El chico vierte agua sobre las heridas. Le pone un pedazo de pan en la mano.
—¿Es que quieres meterte en problemas? —insiste el tejedor.
—¡Cállate, y no mires! ¡Lo que yo haga es asunto mío!
Entonces, Dubhe siente el frío de una hoja de cuchillo en contacto con la palma de su mano.
—¿Qué es? ¡No quiero!
—Cógelo y déjate de historias —le dice el chico, tajante—. El bosque, el mundo… Son lugares desagradables. Debes aprender a defenderte. Úsalo en caso de que alguien quiera hacerte daño, ¿lo has entendido?
Dubhe vuelve a llorar. Todo es absurdo, confuso.
—No debes llorar. Tienes que ser fuerte. Y no intentes volver a nuestra aldea. La gente es mala. Ha sido una suerte que te hayas podido marchar.
La acaricia. Una caricia ruda e inexperta en la cabeza.
—Llévame de regreso a casa —le implora Dubhe.
—No puedo.
—Llévame con papá.
—Eres una niña fuerte, lo sé. Saldrás adelante.
Vuelve a reinar el silencio, y ahora Dubhe sujeta la empuñadura del puñal.
* * *
El sol ya está alto cuando llegan. Por fin, el muchacho le quita la venda, y Dubhe se queda deslumbrada. Hace calor, más que en Selva, y flota un curioso olor en el aire.
El chico la mira, algo azorado.
—Márchate.
Dubhe permanece en su sitio, con la bolsa en bandolera y el puñal en la mano.

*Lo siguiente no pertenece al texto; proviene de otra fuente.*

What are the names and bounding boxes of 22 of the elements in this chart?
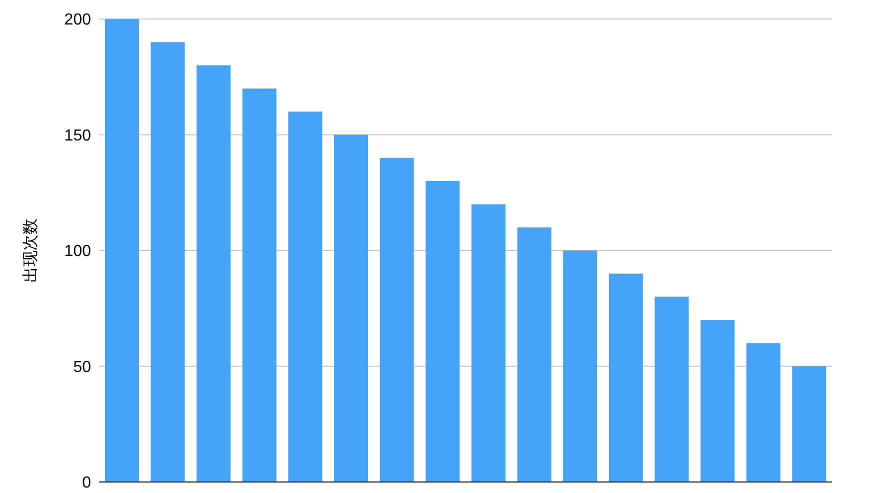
y-tick-label: 50 [73,358,92,376]
bar [334,134,368,482]
bar [150,42,185,482]
y-tick-label: 200 [64,12,92,29]
bar [608,274,643,482]
bar [654,296,689,482]
bar [517,227,552,482]
y-axis-title: 出现次数 [22,218,40,282]
y-tick-label: 100 [64,243,92,260]
bar [426,181,460,482]
bar [471,204,506,482]
bar [104,19,139,482]
bar [242,88,276,482]
y-tick-label: 0 [82,474,92,492]
bar [380,158,414,482]
bar [792,366,826,482]
bar [746,343,780,482]
y-tick-label: 150 [64,127,92,144]
bar [563,250,598,482]
bar [700,320,735,482]
bar [288,112,322,482]
bar [196,65,231,482]
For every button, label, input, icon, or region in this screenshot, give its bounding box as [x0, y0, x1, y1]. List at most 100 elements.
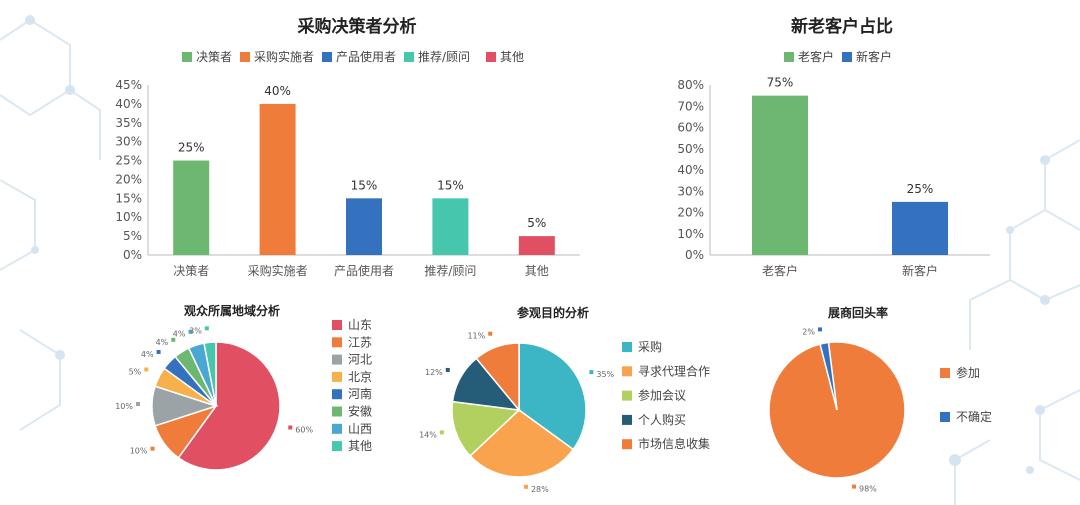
- legend-swatch: [332, 406, 342, 417]
- y-tick-label: 50%: [677, 142, 704, 156]
- pie-value-label: 4%: [173, 330, 186, 339]
- return-rate-title: 展商回头率: [828, 305, 888, 320]
- pie-value-label: 60%: [295, 425, 313, 434]
- legend-swatch: [332, 354, 342, 365]
- y-tick-label: 5%: [123, 229, 142, 243]
- legend-swatch: [240, 52, 250, 62]
- pie-label-marker: [204, 326, 209, 331]
- x-tick-label: 推荐/顾问: [424, 264, 476, 278]
- decision-makers-y-axis: 0% 5% 10% 15% 20% 25% 30% 35% 40% 45%: [115, 78, 142, 262]
- bar-value-label: 25%: [178, 141, 205, 155]
- pie-value-label: 11%: [467, 332, 485, 341]
- pie-label-marker: [150, 446, 155, 451]
- legend-swatch: [622, 414, 632, 425]
- pie-slice: [518, 342, 587, 451]
- pie-value-label: 28%: [531, 485, 549, 494]
- y-tick-label: 20%: [115, 172, 142, 186]
- x-tick-label: 产品使用者: [334, 263, 394, 278]
- y-tick-label: 0%: [123, 248, 142, 262]
- pie-label-marker: [523, 484, 528, 489]
- legend-label: 新客户: [856, 49, 892, 64]
- legend-label: 其他: [500, 50, 524, 64]
- pie-label-marker: [156, 349, 161, 354]
- legend-swatch: [842, 52, 852, 62]
- pie-label-marker: [288, 425, 293, 430]
- legend-swatch: [622, 439, 632, 450]
- decision-makers-chart: 采购决策者分析 决策者 采购实施者 产品使用者 推荐/顾问 其他 0%5%10%15%2…: [115, 16, 580, 278]
- pie-value-label: 3%: [189, 326, 202, 335]
- pie-value-label: 2%: [802, 327, 815, 336]
- pie-label-marker: [589, 370, 594, 375]
- x-tick-label: 决策者: [173, 264, 209, 278]
- pie-label-marker: [136, 402, 140, 406]
- bar: [173, 160, 210, 255]
- legend-swatch: [182, 52, 192, 62]
- customer-ratio-bars: 75% 老客户 25% 新客户: [752, 76, 948, 278]
- y-tick-label: 60%: [677, 121, 704, 135]
- pie-label-marker: [171, 337, 176, 342]
- pie-value-label: 4%: [156, 338, 169, 347]
- bar: [518, 236, 555, 255]
- x-tick-label: 其他: [525, 264, 549, 278]
- legend-label: 不确定: [956, 409, 992, 424]
- pie-slice: [203, 341, 217, 407]
- pie-label-marker: [488, 331, 493, 336]
- pie-value-label: 10%: [115, 402, 133, 411]
- legend-label: 其他: [348, 439, 372, 453]
- pie-value-label: 5%: [129, 367, 142, 376]
- legend-swatch: [940, 368, 950, 378]
- y-tick-label: 25%: [115, 154, 142, 168]
- y-tick-label: 70%: [677, 99, 704, 113]
- pie-value-label: 4%: [141, 350, 154, 359]
- y-tick-label: 10%: [677, 227, 704, 241]
- legend-label: 个人购买: [638, 412, 686, 427]
- legend-swatch: [622, 366, 632, 377]
- pie-value-label: 98%: [859, 485, 877, 494]
- legend-label: 采购实施者: [254, 49, 314, 64]
- y-tick-label: 45%: [115, 78, 142, 92]
- bar-value-label: 15%: [351, 178, 378, 192]
- bar-value-label: 75%: [767, 76, 794, 90]
- bar: [892, 201, 948, 255]
- pie-label-marker: [144, 367, 149, 372]
- legend-swatch: [332, 389, 342, 400]
- legend-label: 老客户: [798, 49, 834, 64]
- x-tick-label: 老客户: [762, 263, 798, 278]
- legend-label: 山东: [348, 318, 372, 332]
- pie-slice: [177, 341, 281, 471]
- customer-ratio-y-axis: 0% 10% 20% 30% 40% 50% 60% 70% 80%: [677, 78, 704, 262]
- pie-slice: [469, 409, 575, 478]
- y-tick-label: 80%: [677, 78, 704, 92]
- pie-value-label: 14%: [419, 430, 437, 439]
- legend-label: 安徽: [348, 404, 372, 419]
- pie-label-marker: [445, 367, 450, 372]
- y-tick-label: 35%: [115, 116, 142, 130]
- customer-ratio-legend: 老客户 新客户: [784, 49, 892, 64]
- pie-label-marker: [439, 430, 444, 435]
- y-tick-label: 30%: [677, 184, 704, 198]
- bar-value-label: 40%: [264, 84, 291, 98]
- decision-makers-title: 采购决策者分析: [297, 16, 417, 37]
- legend-swatch: [622, 342, 632, 352]
- bar-value-label: 25%: [907, 182, 934, 196]
- legend-label: 河北: [348, 353, 372, 367]
- legend-swatch: [332, 371, 342, 382]
- legend-label: 北京: [348, 370, 372, 384]
- pie-slice: [451, 400, 521, 457]
- decision-makers-bars: 25% 决策者 40% 采购实施者 15% 产品使用者 15% 推荐/顾问 5% 其他: [173, 84, 555, 278]
- y-tick-label: 40%: [677, 163, 704, 177]
- pie-label-marker: [818, 327, 823, 332]
- customer-ratio-title: 新老客户占比: [791, 16, 893, 37]
- decision-makers-legend: 决策者 采购实施者 产品使用者 推荐/顾问 其他: [182, 49, 524, 64]
- bar: [346, 198, 382, 255]
- region-pie: 60%10%10%5%4%4%4% 3%: [115, 326, 313, 471]
- legend-swatch: [332, 320, 342, 330]
- region-title: 观众所属地域分析: [184, 303, 280, 318]
- pie-label-marker: [188, 329, 193, 334]
- y-tick-label: 0%: [685, 248, 704, 262]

—Tienes que irte. Querían matarte. ¡Y, en lugar de ello, has salvado la vida! ¡Escápate!
Dubhe se vuelve; frente a ella ve un bosque que no conoce.
—Siguiendo todo derecho, enfrente, hay una aldea, ve hacia allí —le indica el chico, pero el carro ya se ha puesto en marcha.
Dubhe se vuelve inmediatamente, trata de seguirlo, pero éste acelera; si intenta echar a correr, ya no podrá alcanzarlo.
El polvo la envuelve, y Dubhe se queda sola en aquel bosque ignoto. Permanece allí, inmóvil.
Nunca más volverá a ver Selva; tampoco recuperará su vida, ahora lo comprende con claridad.